2020 年までの 10 年間の新築コンパクトマンションは交通利便性の高いエリアで供給が進んだ。東京 23 区を見ると、中央区の 770 戸を筆頭に江東区や港区といった湾岸エリアで400 戸台~500 戸台が供給され、新規開発適地も少なくなっている。ただ、東京 23 区は 2010年までにワンルームマンション規制条例が相次ぎ定められたため、ワンルーム開発の際はコンパクトやファミリーを一定数設ける義務が生じて都区部にコンパクトが増加した。

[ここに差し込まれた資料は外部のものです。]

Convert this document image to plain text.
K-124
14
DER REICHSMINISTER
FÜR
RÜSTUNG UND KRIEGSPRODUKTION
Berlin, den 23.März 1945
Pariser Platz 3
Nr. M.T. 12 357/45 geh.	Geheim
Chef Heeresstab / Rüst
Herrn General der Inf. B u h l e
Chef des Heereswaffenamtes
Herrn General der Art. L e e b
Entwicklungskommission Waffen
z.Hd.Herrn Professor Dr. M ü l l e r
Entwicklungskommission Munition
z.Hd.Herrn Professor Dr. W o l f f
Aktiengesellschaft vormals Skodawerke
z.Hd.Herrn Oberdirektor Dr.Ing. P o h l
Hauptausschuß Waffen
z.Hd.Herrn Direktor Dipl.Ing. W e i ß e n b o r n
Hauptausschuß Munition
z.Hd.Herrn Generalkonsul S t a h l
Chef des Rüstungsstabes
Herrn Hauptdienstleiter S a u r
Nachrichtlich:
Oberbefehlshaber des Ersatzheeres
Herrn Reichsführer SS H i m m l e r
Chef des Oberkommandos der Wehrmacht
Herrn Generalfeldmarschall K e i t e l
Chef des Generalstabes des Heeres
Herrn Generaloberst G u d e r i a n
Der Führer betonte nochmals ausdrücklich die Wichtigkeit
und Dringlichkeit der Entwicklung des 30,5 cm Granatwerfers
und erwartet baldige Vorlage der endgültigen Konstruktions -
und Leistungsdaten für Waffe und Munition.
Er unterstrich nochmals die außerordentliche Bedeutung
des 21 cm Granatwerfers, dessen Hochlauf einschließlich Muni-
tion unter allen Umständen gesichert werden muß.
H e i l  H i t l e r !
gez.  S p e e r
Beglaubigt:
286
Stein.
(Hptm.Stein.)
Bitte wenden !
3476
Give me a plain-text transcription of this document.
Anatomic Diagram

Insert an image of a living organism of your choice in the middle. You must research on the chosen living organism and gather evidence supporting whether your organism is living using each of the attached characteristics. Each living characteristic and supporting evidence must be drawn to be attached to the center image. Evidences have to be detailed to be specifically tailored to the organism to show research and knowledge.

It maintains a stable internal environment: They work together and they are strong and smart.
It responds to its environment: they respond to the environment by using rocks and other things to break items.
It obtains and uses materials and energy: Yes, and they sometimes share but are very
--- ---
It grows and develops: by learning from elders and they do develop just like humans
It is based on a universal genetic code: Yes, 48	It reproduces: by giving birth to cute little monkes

不動産価格は当初の観測外し、東京五輪後も値上がり続く

コンパクトに限らず、新型コロナウイルス禍であってもマンション価格は下がらなかった。新築供給が絞られている中で、購入を検討する層が中古マンションに流れ込んだ。特に専有面積が 70 ㎡以上の価格上昇率が高くなっている。新築よりも安く 23 区内で少しでも広い間取りを探す動きが顕在化したと言える。前出の東京カンテイは、その住戸の広さに対するニーズの変化を坪単価ベースの変動指数として分析している。

コロナ前の 2019 年第 1 四半期を 100 とする指数で、2020 年以降の上昇度合いが 70 ㎡以上で際立ったとする。2021 年の第 2 四半期に 120 ポイントを超え、第 3 四半期に 127.4 ポイントまで達した。その一方で、30 ㎡未満の居住ニーズがコロナ前に比べて減退しており、変動指数は 103.6 ポイントにとどまった。ちなみに 30 ㎡台~40 ㎡台は 119.6 ポイント、50㎡台~60 ㎡台は 118.1 ポイントとなっている。

不動産マーケットは、東京五輪・パラリンピックまでは上がり続けると言われ、その通りとなったが、その勢いに陰りは見えない。もちろん、エリアによって状況は異なるものの、東京五輪後は不動産価格が下落に転じるとの当初の観測を翻してなお上がり続ける可能性が出てきた。